„Jeder ist eine wichtige Visitenkarte“

17.11.2015 • 08:13 Uhr / 5 Minuten Lesezeit
Die Rekrutierung von Personal fordert Gerald Fleisch als Direktor der Krankenhausbetriebsgesellschaft beständig.  Foto: vn/paulitsch
Die Rekrutierung von Personal fordert Gerald Fleisch als Direktor der Krankenhausbetriebsgesellschaft beständig.  Foto: vn/paulitsch

Mitarbeiter sollen gerne im Spital arbeiten und sich gerne ihrer Arbeit widmen.

feldkirch. Mit rund 4000 Beschäftigten zählen die Landeskrankenhäuser zu den größten Arbeitgebern im Land. Patienten und Mitarbeitern gleichermaßen gerecht zu werden und dabei die Finanzierung im Auge zu behalten, ist ein Balanceakt, der tagtäglich gefordert wird.

Welche Verantwortung trägt ein Unternehmen der Größe der KHBG grundsätzlich?

fleisch: Verantwortung trägt das Unternehmen in zweifacher Hinsicht: einerseits gegenüber den Vorarlbergerinnen und Vorarlbergern als Patienten, andererseits als Steuerzahler, die sie fast alle sind. Das heißt, wir müssen den Balanceakt schaffen zwischen möglichst kostengünstig arbeiten, und möglichst viel anbieten von dem, was sinnvoll ist. Dort stellt sich die Frage, was sinnvoll ist, und da können wir nicht jedem überall alles ermöglichen, sondern im Rahmen der Finanzierungsgegebenheiten das Bestmögliche zukommen lassen.

Was bedeutet Verantwortung, auf die rund 4000 Mitarbeiter bezogen?

fleisch: Die Gesundheit ist ein extrem sensibles Gut. Jeder Mitarbeiter trägt eine hohe Verantwortung. Im Grunde hat jeder eine wichtige Funktion, ob Portier, Putzfrau oder Primararzt. Jeder ist eine Visitenkarte des Unternehmens, und die Visitenkarte wiederum stellt meiner Ansicht nach eine gesellschaftliche Wertigkeit der Gesundheit dar.

Wie pflegt das Management diese Visitenkarten?

fleisch: Es wird versucht, ein sinnvolles Entlohnungssystem und sinnvolle Rahmenbedingungen zu schaffen, aber auch eine gewisse Strenge und Berechenbarkeit zu zeigen. Das heißt, nicht jeder Mitarbeiter bekommt jeden Wunsch erfüllt.

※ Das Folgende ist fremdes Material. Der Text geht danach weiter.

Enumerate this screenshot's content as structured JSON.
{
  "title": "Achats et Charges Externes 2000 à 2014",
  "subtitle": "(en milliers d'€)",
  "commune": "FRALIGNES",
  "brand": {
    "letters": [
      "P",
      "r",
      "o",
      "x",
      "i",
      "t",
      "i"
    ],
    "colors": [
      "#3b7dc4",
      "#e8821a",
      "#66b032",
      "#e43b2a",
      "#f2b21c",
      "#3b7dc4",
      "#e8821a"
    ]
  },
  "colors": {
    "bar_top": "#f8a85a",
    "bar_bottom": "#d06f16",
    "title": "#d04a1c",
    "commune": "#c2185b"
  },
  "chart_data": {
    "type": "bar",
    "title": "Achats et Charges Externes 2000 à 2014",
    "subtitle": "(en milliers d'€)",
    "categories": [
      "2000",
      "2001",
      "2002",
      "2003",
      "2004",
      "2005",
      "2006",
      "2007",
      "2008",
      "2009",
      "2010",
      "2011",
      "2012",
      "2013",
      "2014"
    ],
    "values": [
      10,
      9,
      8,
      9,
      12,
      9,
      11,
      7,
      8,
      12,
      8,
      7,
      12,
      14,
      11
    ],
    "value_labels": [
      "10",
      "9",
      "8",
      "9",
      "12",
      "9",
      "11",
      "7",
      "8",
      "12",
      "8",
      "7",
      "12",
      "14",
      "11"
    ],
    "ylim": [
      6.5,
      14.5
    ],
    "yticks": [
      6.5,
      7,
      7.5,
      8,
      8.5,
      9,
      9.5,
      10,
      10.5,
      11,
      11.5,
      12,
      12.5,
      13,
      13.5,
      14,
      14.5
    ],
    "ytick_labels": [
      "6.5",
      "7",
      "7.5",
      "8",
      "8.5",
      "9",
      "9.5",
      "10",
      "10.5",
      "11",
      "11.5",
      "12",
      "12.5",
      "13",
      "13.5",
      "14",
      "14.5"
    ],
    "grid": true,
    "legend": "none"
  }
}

Es geht immer darum, das System aus Patientensicht so zu organisieren, dass die Mitarbeiter gerne im Spital arbeiten und sich gerne ihren Aufgaben widmen.

Gibt es Befragungen zur Befindlichkeit der Mitarbeiter?

fleisch: Ganz aktuell ist die Evaluation der psychischen Belastungen in den Krankenhäusern im Gange. Da zeigt sich, dass wir im Grunde sehr gut aufgestellt sind, aber es doch einzelne Bereiche gibt, wo der Druck auf die Leute hoch ist. Da müssen wir eben immer wieder reagieren. Auf Basis vorangegangener Befragungen würde ich uns die Note „Gut plus“ geben.

Was fehlt auf ein „Sehr gut“?

fleisch: Die Frage ist, ob es ein „Sehr gut“ überhaupt braucht.

Wer kann das beantworten: Patient oder Mitarbeiter?

fleisch: Letztlich wohl niemand, weil es da immer dieses Kräftefeld von finanziellen Möglichkeiten und Mitarbeiter- bzw. Patientenzufriedenheit gibt.

Wie präsent sind denn die Chefs in den Häusern?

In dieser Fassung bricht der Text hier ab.